重松清さんの作品はずいぶんと読んではいるのですが、流星ワゴンは未読です。
ご紹介いただき感謝します。
身も心もクタクタの日々というフレーズにドキッとさせられました。
思い切り泣きたくなる、泣きたい、その気持ち共感します。

タイムスリップものは料理の仕方次第で面白くも陳腐にもなります。
映画だと「地下鉄に乗って」が好きです。

もちろん「バックトゥザフューチャー」や「時をかける少女」にも心躍らせました(^^)

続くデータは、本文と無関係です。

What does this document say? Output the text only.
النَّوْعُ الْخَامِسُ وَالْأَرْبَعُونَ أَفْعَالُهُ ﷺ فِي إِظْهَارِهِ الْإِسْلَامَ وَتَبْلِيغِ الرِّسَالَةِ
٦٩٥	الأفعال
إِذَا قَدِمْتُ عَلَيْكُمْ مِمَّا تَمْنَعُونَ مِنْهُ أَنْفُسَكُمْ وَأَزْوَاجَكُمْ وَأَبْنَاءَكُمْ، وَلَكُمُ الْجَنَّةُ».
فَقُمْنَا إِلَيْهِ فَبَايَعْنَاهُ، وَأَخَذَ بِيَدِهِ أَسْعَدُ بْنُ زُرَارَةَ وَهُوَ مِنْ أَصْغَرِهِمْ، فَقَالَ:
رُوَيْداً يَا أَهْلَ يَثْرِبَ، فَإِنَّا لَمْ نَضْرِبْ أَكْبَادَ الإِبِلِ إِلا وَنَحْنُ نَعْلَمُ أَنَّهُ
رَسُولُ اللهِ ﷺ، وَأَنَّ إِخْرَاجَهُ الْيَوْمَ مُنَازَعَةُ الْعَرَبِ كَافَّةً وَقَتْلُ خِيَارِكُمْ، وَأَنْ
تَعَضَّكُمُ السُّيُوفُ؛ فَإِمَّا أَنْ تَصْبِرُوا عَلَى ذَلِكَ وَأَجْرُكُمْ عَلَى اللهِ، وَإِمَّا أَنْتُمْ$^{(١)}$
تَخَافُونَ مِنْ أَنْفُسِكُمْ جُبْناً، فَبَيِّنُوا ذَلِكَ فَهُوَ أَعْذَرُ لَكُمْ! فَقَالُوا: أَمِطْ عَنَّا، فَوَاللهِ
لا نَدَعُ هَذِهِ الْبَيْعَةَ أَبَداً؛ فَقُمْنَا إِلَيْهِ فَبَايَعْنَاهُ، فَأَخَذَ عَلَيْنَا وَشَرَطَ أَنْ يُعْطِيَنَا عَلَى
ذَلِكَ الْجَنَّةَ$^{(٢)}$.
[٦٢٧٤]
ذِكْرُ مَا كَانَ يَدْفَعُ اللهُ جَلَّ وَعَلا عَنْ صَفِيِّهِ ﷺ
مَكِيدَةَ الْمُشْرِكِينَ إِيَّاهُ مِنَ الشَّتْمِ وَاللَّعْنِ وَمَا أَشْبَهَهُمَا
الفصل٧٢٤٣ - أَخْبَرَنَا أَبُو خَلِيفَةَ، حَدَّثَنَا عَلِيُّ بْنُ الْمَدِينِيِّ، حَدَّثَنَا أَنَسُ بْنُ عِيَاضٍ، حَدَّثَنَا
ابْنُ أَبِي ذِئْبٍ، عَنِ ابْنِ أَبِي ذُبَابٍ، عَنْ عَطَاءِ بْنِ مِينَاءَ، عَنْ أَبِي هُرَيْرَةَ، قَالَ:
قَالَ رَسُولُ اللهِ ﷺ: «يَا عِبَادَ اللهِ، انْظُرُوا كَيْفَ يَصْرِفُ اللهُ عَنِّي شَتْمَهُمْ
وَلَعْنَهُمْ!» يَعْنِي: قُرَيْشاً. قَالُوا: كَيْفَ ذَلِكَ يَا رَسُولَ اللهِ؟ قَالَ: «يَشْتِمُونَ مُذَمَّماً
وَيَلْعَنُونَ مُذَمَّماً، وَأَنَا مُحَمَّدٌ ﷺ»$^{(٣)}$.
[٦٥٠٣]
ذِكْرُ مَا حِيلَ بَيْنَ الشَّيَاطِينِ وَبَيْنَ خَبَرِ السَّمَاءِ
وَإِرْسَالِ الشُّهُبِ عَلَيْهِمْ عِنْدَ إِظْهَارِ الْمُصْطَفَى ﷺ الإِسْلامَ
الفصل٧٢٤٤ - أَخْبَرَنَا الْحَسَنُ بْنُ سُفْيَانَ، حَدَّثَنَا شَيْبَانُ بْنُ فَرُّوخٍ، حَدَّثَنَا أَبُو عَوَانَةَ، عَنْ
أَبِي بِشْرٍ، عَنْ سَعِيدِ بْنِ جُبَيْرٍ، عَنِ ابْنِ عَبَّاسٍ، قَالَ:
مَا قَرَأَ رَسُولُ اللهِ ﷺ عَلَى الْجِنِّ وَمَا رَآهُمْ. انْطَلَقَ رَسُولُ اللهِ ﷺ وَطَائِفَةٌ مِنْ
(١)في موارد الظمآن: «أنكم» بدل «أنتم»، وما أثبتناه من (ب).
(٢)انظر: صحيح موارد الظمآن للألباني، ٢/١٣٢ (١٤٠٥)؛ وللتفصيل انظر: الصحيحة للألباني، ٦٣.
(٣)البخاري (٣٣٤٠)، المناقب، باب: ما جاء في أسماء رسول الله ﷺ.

僕は鉄ちゃんなので、秘境駅の時刻表などが結構ツボなんです。
今回はそれもモチーフにしました。

とりとめもない記載でごめんなさい。
きりぎりすさんのコメントに刺激を受けてしまいました(^^)

ありがとうございました☺️
2015.02.11 22:19
きりぎりす
タイムスリップして来たようなボンネットバスが愛する家族を送り届けてくれて,次に期せずして新たな命(愛する家族)の到来がある。
まるで倒木の傍から若芽が息吹くような…輪廻転生を垣間見ているような…そんなファンタジーです。
保守的な環境であろう田舎育ちの主人公が都会で暮らすうちにできちゃった婚するあたりも風刺が効いていますね。
いつもながら熟考を重ねられた面白い構成だと感心しております。

もう十年以上も前のことです。
身も心もクタクタな日々の中で「泣ける小説」を探していたところ,友人に勧められた一冊の本がありました。
涙を流すまでには至りませんでしたが,噂通りの作品で今でも深く印象に残っています。
最近それがドラマ化され録画していますが,残念ながら時間に余裕もなく溜まる一方でまだ観ていません。
原作は主人公が過去からタイムスリップして来たクルマに乗って死者と旅する物語なのですが,尾道さんの作品に触れて想起させられたのか?今度の休日にでも観てみようという気を起させて頂きました。
ちなみに作品の名は,もうお気付きになられているやもしれませんが,本の雑誌の年間ベスト1にも輝いた重松清の「流星ワゴン」です。
2015.02.10 14:34
尾道貴志
大海彩洋 さんへ

不思議ですね。
別の人が同じシーンを思い浮かべるなんて(^^)

デジャヴューとか・・世の中には科学では説明できない世界があるのかもしれません。

同じ景色を共有できればうれしいです。

素敵なコメントどうもありがとう!
2015.01.28 02:47
大海彩洋
こんにちは。大海と申します。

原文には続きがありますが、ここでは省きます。